4) Corresponde al recurrente probar los hechos del proceso. Es otra de las leyendas que corren en el contencioso-administrativo. Se trata de una verdad a medias, pues la carga de la prueba, que distribuye entre las partes el efecto perjudicial de que un hecho no haya sido probado, no pesa sólo sobre los hombros del actor, sino que debe repartirse en función de la naturaleza del hecho, de los esfuerzos probatorios realizados y de la aplicación de principios generales.
En este punto, la incorporación de la Ley de Enjuiciamiento Civil a nuestro proceso ha traído principios y reglas innovadoras, como la de la facilidad de la prueba, de muy adecuada aplicación al contencioso, que impide el favorecimiento de una parte que se limita obstinadamente a negar, como sucede a menudo con la Administración tributaria.
5) La ejecución de la sentencia. Es en este interesante punto donde se agudiza la condición quimérica de la jurisdicción, en especial en los actos tributarios. En contra de los dogmas más elementales y de las cruciales reglas de toda ejecución, la de la sentencia tributaria reviste caracteres de arcana comprensión para los mortales, que se acerca al delirio para un administrativista y de pura incredulidad con tintes de depresión si es un experto en Derecho procesal quien se aproxima a la figura.

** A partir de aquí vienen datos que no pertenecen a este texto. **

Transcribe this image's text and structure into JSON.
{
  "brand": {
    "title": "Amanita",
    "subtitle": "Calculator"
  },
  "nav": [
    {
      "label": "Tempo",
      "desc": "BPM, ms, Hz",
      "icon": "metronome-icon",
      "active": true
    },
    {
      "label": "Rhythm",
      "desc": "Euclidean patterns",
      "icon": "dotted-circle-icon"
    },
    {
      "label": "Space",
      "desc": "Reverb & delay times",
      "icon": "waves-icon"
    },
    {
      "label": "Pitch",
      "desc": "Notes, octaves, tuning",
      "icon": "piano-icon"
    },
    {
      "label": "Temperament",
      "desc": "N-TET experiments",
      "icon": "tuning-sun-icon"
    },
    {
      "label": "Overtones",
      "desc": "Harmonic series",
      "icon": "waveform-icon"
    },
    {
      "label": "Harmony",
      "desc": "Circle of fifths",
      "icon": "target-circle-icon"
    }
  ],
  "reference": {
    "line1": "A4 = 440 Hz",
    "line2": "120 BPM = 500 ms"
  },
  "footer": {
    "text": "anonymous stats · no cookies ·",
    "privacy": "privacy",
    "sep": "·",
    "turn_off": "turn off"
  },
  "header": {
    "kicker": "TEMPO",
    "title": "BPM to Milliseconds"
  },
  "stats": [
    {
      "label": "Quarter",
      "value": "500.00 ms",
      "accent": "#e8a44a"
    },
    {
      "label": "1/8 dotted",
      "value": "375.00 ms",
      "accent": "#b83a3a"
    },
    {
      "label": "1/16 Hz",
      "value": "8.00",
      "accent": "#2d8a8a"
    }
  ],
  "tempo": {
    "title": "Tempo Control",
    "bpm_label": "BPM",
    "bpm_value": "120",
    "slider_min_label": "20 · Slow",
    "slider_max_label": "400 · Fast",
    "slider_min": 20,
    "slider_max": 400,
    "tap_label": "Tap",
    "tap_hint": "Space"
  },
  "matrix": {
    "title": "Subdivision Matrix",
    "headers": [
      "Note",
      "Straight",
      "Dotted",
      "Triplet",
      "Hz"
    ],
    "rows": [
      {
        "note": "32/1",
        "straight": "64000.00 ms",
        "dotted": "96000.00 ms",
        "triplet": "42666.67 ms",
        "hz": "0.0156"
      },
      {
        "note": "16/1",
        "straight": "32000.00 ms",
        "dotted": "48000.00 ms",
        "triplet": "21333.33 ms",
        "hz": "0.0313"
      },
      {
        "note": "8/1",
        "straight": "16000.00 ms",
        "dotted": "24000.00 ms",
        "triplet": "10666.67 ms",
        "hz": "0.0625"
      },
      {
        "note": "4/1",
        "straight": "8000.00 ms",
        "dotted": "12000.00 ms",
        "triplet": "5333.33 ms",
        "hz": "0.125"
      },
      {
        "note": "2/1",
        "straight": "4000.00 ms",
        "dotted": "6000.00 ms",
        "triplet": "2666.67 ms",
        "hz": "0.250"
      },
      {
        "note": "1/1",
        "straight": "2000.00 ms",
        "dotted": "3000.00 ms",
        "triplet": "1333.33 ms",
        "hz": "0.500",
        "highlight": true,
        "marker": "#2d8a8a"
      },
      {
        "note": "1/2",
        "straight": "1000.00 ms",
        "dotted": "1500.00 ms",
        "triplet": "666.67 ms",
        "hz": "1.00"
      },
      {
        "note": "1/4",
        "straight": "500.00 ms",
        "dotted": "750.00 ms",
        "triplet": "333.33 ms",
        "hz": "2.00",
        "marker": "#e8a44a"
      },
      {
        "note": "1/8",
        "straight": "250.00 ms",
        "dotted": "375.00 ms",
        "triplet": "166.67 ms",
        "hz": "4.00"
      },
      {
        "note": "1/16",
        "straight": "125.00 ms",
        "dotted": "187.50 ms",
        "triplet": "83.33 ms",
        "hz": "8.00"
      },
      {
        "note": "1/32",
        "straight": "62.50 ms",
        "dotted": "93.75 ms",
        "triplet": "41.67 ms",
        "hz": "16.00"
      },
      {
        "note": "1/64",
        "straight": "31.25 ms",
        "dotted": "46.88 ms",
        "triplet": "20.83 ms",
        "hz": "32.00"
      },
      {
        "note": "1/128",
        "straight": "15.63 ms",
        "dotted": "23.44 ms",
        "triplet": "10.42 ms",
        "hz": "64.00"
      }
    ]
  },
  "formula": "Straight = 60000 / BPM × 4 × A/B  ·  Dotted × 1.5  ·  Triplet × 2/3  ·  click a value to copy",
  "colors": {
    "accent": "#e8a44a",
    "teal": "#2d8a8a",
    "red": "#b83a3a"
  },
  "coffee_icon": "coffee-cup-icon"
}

Me limitaré a dos manifestaciones del fenómeno: de un lado, la ejecución de la sentencia desestimatoria, verdadera aportación a la ciencia procesal que reviste notas mágicas, ya que no hay nada que ejecutar. La otra es de una perfección casi artística, la de ejecutar una sentencia favorable mediante un acto nuevo y más gravoso, sazonado con los consabidos intereses de demora.
En fin, toda una pertinaz mitología que resiste el paso del tiempo, los livianos embates de la ley y el minucioso trabajo, próximo a la entomología, de algunos esforzados jueces.